Yang semula hanya perbincangan seputar riset dan metodologi, lambat laun berubah menjadi dialog hati. Dari situ tumbuh rasa saling mengagumi. Atar jatuh hati pada kelembutan Ayu, sementara Ayu terpikat oleh keteguhan dan kesantunan Atar.
Dua insan dari dua dunia yang berbeda — satu dari Tanah Rencong yang keras dan penuh semangat juang, satu lagi dari tanah Pasundan yang lembut dan penuh tutur — akhirnya sepakat memadu kasih dalam ikatan suci. Cinta mereka menjadi jembatan dua suku besar Nusantara.
Setelah menyelesaikan pendidikan pascasarjana masing-masing, mereka memutuskan untuk menikah. Ijab kabul diucapkan dengan lantang oleh Atar, sementara Ayu menunduk haru dalam balutan kebaya Sunda yang anggun. Di sisi lain, lantunan doa dan shalawat khas Aceh mengiringi prosesi akad.
Pernikahan itu menjadi simbol pertemuan dua budaya — Aceh dan Sunda — dalam satu rumah tangga.
Di hari-hari pertama setelah pernikahan, banyak hal baru yang harus mereka pahami bersama. Bagi Atar, sarapan dengan nasi timbel dan sayur asem terasa asing, sebagaimana Ayu juga harus terbiasa dengan kuah pliek u, kuah asam keu eung dan sambal udang khas Aceh yang aromanya tajam namun menggoda.

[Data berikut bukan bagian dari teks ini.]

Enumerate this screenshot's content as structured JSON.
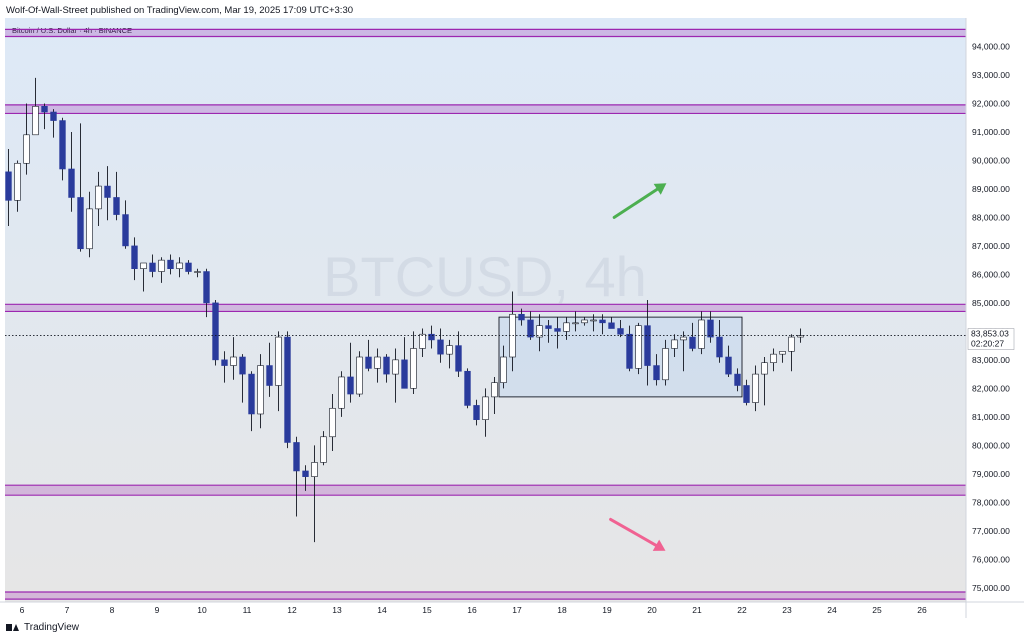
{
  "header": {
    "published_text": "Wolf-Of-Wall-Street published on TradingView.com, Mar 19, 2025 17:09 UTC+3:30"
  },
  "footer": {
    "logo_text": "TradingView"
  },
  "chart_data": {
    "type": "candlestick",
    "symbol_label": "Bitcoin / U.S. Dollar · 4h · BINANCE",
    "watermark": "BTCUSD, 4h",
    "ylim": [
      74500,
      95000
    ],
    "y_ticks": [
      "94,000.00",
      "93,000.00",
      "92,000.00",
      "91,000.00",
      "90,000.00",
      "89,000.00",
      "88,000.00",
      "87,000.00",
      "86,000.00",
      "85,000.00",
      "84,000.00",
      "83,000.00",
      "82,000.00",
      "81,000.00",
      "80,000.00",
      "79,000.00",
      "78,000.00",
      "77,000.00",
      "76,000.00",
      "75,000.00"
    ],
    "x_ticks": [
      {
        "label": "6",
        "index": 1.5
      },
      {
        "label": "7",
        "index": 6.5
      },
      {
        "label": "8",
        "index": 11.5
      },
      {
        "label": "9",
        "index": 16.5
      },
      {
        "label": "10",
        "index": 21.5
      },
      {
        "label": "11",
        "index": 26.5
      },
      {
        "label": "12",
        "index": 31.5
      },
      {
        "label": "13",
        "index": 36.5
      },
      {
        "label": "14",
        "index": 41.5
      },
      {
        "label": "15",
        "index": 46.5
      },
      {
        "label": "16",
        "index": 51.5
      },
      {
        "label": "17",
        "index": 56.5
      },
      {
        "label": "18",
        "index": 61.5
      },
      {
        "label": "19",
        "index": 66.5
      },
      {
        "label": "20",
        "index": 71.5
      },
      {
        "label": "21",
        "index": 76.5
      },
      {
        "label": "22",
        "index": 81.5
      },
      {
        "label": "23",
        "index": 86.5
      },
      {
        "label": "24",
        "index": 91.5
      },
      {
        "label": "25",
        "index": 96.5
      },
      {
        "label": "26",
        "index": 101.5
      }
    ],
    "last_price": "83,853.03",
    "countdown": "02:20:27",
    "candles": [
      [
        89600,
        90400,
        87700,
        88600
      ],
      [
        88600,
        90000,
        88200,
        89900
      ],
      [
        89900,
        92000,
        89500,
        90900
      ],
      [
        90900,
        92900,
        91000,
        91900
      ],
      [
        91900,
        92000,
        91100,
        91700
      ],
      [
        91700,
        91800,
        90800,
        91400
      ],
      [
        91400,
        91500,
        89300,
        89700
      ],
      [
        89700,
        91000,
        88200,
        88700
      ],
      [
        88700,
        91300,
        86800,
        86900
      ],
      [
        86900,
        88900,
        86600,
        88300
      ],
      [
        88300,
        89600,
        87700,
        89100
      ],
      [
        89100,
        89800,
        87900,
        88700
      ],
      [
        88700,
        89600,
        87900,
        88100
      ],
      [
        88100,
        88600,
        86900,
        87000
      ],
      [
        87000,
        87300,
        85800,
        86200
      ],
      [
        86200,
        86400,
        85400,
        86400
      ],
      [
        86400,
        86700,
        85900,
        86100
      ],
      [
        86100,
        86600,
        85700,
        86500
      ],
      [
        86500,
        86700,
        86000,
        86200
      ],
      [
        86200,
        86600,
        85900,
        86400
      ],
      [
        86400,
        86500,
        86000,
        86100
      ],
      [
        86100,
        86200,
        85900,
        86100
      ],
      [
        86100,
        86200,
        84500,
        85000
      ],
      [
        85000,
        85100,
        82800,
        83000
      ],
      [
        83000,
        83300,
        82200,
        82800
      ],
      [
        82800,
        83800,
        82300,
        83100
      ],
      [
        83100,
        83200,
        81500,
        82500
      ],
      [
        82500,
        82600,
        80500,
        81100
      ],
      [
        81100,
        83200,
        80600,
        82800
      ],
      [
        82800,
        83600,
        81700,
        82100
      ],
      [
        82100,
        84000,
        81200,
        83800
      ],
      [
        83800,
        84000,
        79900,
        80100
      ],
      [
        80100,
        80300,
        77500,
        79100
      ],
      [
        79100,
        79300,
        78400,
        78900
      ],
      [
        78900,
        80000,
        76600,
        79400
      ],
      [
        79400,
        80500,
        79300,
        80300
      ],
      [
        80300,
        81800,
        79800,
        81300
      ],
      [
        81300,
        82600,
        81000,
        82400
      ],
      [
        82400,
        83600,
        81500,
        81800
      ],
      [
        81800,
        83300,
        81700,
        83100
      ],
      [
        83100,
        83700,
        82600,
        82700
      ],
      [
        82700,
        83400,
        82200,
        83100
      ],
      [
        83100,
        83200,
        82200,
        82500
      ],
      [
        82500,
        83400,
        81500,
        83000
      ],
      [
        83000,
        83800,
        82000,
        82000
      ],
      [
        82000,
        84000,
        81800,
        83400
      ],
      [
        83400,
        84100,
        83100,
        83900
      ],
      [
        83900,
        84200,
        83400,
        83700
      ],
      [
        83700,
        84100,
        82900,
        83200
      ],
      [
        83200,
        83700,
        82700,
        83500
      ],
      [
        83500,
        84000,
        82400,
        82600
      ],
      [
        82600,
        82700,
        81300,
        81400
      ],
      [
        81400,
        81600,
        80700,
        80900
      ],
      [
        80900,
        82000,
        80300,
        81700
      ],
      [
        81700,
        82400,
        81100,
        82200
      ],
      [
        82200,
        83500,
        82000,
        83100
      ],
      [
        83100,
        85400,
        82600,
        84600
      ],
      [
        84600,
        84800,
        84200,
        84400
      ],
      [
        84400,
        84700,
        83700,
        83800
      ],
      [
        83800,
        84600,
        83300,
        84200
      ],
      [
        84200,
        84400,
        83600,
        84100
      ],
      [
        84100,
        84500,
        83400,
        84000
      ],
      [
        84000,
        84500,
        83700,
        84300
      ],
      [
        84300,
        84700,
        84000,
        84300
      ],
      [
        84300,
        84500,
        84200,
        84400
      ],
      [
        84400,
        84600,
        84000,
        84400
      ],
      [
        84400,
        84600,
        83900,
        84300
      ],
      [
        84300,
        84500,
        84100,
        84100
      ],
      [
        84100,
        84400,
        83800,
        83900
      ],
      [
        83900,
        84200,
        82600,
        82700
      ],
      [
        82700,
        84300,
        82500,
        84200
      ],
      [
        84200,
        85100,
        82100,
        82800
      ],
      [
        82800,
        83200,
        82100,
        82300
      ],
      [
        82300,
        83700,
        82100,
        83400
      ],
      [
        83400,
        83900,
        83100,
        83700
      ],
      [
        83700,
        84000,
        82600,
        83800
      ],
      [
        83800,
        84300,
        83300,
        83400
      ],
      [
        83400,
        84700,
        83200,
        84400
      ],
      [
        84400,
        84700,
        83600,
        83800
      ],
      [
        83800,
        84400,
        82900,
        83100
      ],
      [
        83100,
        83500,
        82400,
        82500
      ],
      [
        82500,
        82700,
        81900,
        82100
      ],
      [
        82100,
        82300,
        81400,
        81500
      ],
      [
        81500,
        82800,
        81200,
        82500
      ],
      [
        82500,
        83100,
        81400,
        82900
      ],
      [
        82900,
        83400,
        82600,
        83200
      ],
      [
        83200,
        83300,
        82900,
        83300
      ],
      [
        83300,
        83900,
        82600,
        83800
      ],
      [
        83800,
        84100,
        83600,
        83853
      ]
    ],
    "horizontal_zones": [
      {
        "low": 94350,
        "high": 94600,
        "color": "#9c27b0"
      },
      {
        "low": 91650,
        "high": 91950,
        "color": "#9c27b0"
      },
      {
        "low": 84700,
        "high": 84950,
        "color": "#9c27b0"
      },
      {
        "low": 78250,
        "high": 78600,
        "color": "#9c27b0"
      },
      {
        "low": 74600,
        "high": 74850,
        "color": "#9c27b0"
      }
    ],
    "range_box": {
      "x_start": 54.5,
      "x_end": 81.5,
      "high": 84500,
      "low": 81700
    },
    "arrows": [
      {
        "x_from": 67.3,
        "x_to": 73.1,
        "y_from": 88000,
        "y_to": 89200,
        "color": "#4caf50"
      },
      {
        "x_from": 66.9,
        "x_to": 73.0,
        "y_from": 77400,
        "y_to": 76300,
        "color": "#f06292"
      }
    ],
    "colors": {
      "up": "#ffffff",
      "down": "#2a3b9c",
      "wick": "#131722",
      "background_top": "#dde9f7",
      "background_bottom": "#e6e6e6",
      "box": "#131722"
    }
  }
}
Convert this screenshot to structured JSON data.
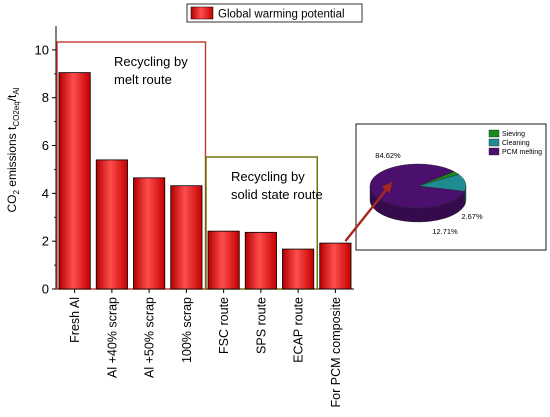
{
  "chart_data": [
    {
      "type": "bar",
      "legend": {
        "label": "Global warming potential",
        "placement": "top-center"
      },
      "ylabel": {
        "base": "CO",
        "sub2": "2",
        "mid": " emissions t",
        "sub_eq": "CO2eq",
        "slash": "/t",
        "sub_al": "Al"
      },
      "ylim": [
        0,
        11
      ],
      "yticks": [
        0,
        2,
        4,
        6,
        8,
        10
      ],
      "categories": [
        "Fresh  Al",
        "Al +40% scrap",
        "Al +50% scrap",
        "100% scrap",
        "FSC route",
        "SPS route",
        "ECAP route",
        "For PCM composite"
      ],
      "values": [
        9.05,
        5.4,
        4.65,
        4.32,
        2.42,
        2.37,
        1.67,
        1.92
      ],
      "bar_color": "#ff0000",
      "groups": [
        {
          "label_lines": [
            "Recycling by",
            "melt route"
          ],
          "color": "#c0392b",
          "first": 0,
          "last": 3
        },
        {
          "label_lines": [
            "Recycling by",
            "solid state route"
          ],
          "color": "#6b6b00",
          "first": 4,
          "last": 6
        }
      ]
    },
    {
      "type": "pie",
      "labels": [
        "Sieving",
        "Cleaning",
        "PCM melting"
      ],
      "values": [
        2.67,
        12.71,
        84.62
      ],
      "value_labels": [
        "2.67%",
        "12.71%",
        "84.62%"
      ],
      "colors": [
        "#1a8a1a",
        "#1f8c94",
        "#4b0f6e"
      ]
    }
  ]
}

Bahasa pun menjadi jembatan yang menarik. Kadang Atar tanpa sadar menyelipkan kata-kata Aceh seperti “keuh” atau “jih”, sementara Ayu menjawab lembut dengan logat Sunda yang khas, “Enya, kang…” Dua aksen yang berbeda, tapi justru menambah warna percakapan mereka di meja makan.
Dari situlah, perlahan tercipta harmoni baru — sebuah percampuran nilai, rasa, dan kebiasaan yang melahirkan “budaya kecil” dalam rumah tangga. Dalam keluarga Atar dan Ayu, ucapan salam khas Aceh “Assalamu’alaikum lon sayang” berdampingan dengan sapaan manja “Nya, tos tuang?”.
Mereka hidup di tengah keberagaman, bukan untuk meniadakan salah satu, melainkan saling melengkapi.
Ayu belajar banyak tentang filosofi Aceh yang religius, tentang pentingnya meuseuraya (gotong royong) dan adat ngon syara’ lagee zat ngon sifeut — adat dan syariat ibarat zat dan sifat, tak terpisahkan. Sementara Atar belajar dari budaya Sunda tentang someah hade ka semah — keramahan dan kehalusan hati dalam menerima tamu dan sesama.
Dari situ, keduanya menemukan makna baru: cinta bukan sekadar penyatuan dua hati, tetapi juga pertemuan dua dunia yang membawa warisan masing-masing.
Atar dan Ayu kini hidup dalam keseharian yang penuh cerita. Di rumah mereka, kadang terdengar lantunan zikir Aceh bersahut dengan tembang Sunda yang lembut. Anak-anak mereka kelak mungkin akan tumbuh dengan bahasa campuran — menyapa “abah” di pagi hari, dan memanggil “umi” menjelang malam.
Dari pernikahan lintas suku ini, akan lahir generasi baru yang membawa semangat kebhinekaan sejati — generasi yang tumbuh dari kasih sayang tanpa batas suku, tanpa batas daerah.
Karena sejatinya, setiap pernikahan lintas budaya adalah jembatan kecil menuju Indonesia yang lebih utuh.
Dan Atar serta Ayu telah membangun jembatan itu, dengan cinta sebagai pondasinya.
Catatan Penulis:
Pernikahan lintas budaya seperti Atar dan Ayu bukan sekadar kisah cinta dua insan. Ia adalah bentuk nyata dari semboyan Bhinneka Tunggal Ika — berbeda-beda tetapi tetap satu jua. Dalam setiap pertemuan dua adat, akan selalu lahir harmoni baru yang memperkaya khazanah bangsa.
Atar mungkin membawa semangat pejuang dari Tanah Rencong, sementara Ayu menyulamnya dengan kelembutan Pasundan. Dari keduanya, Indonesia mendapatkan pelajaran berharga: bahwa cinta, bila dijaga dengan nilai dan rasa hormat, akan selalu melahirkan peradaban yang indah.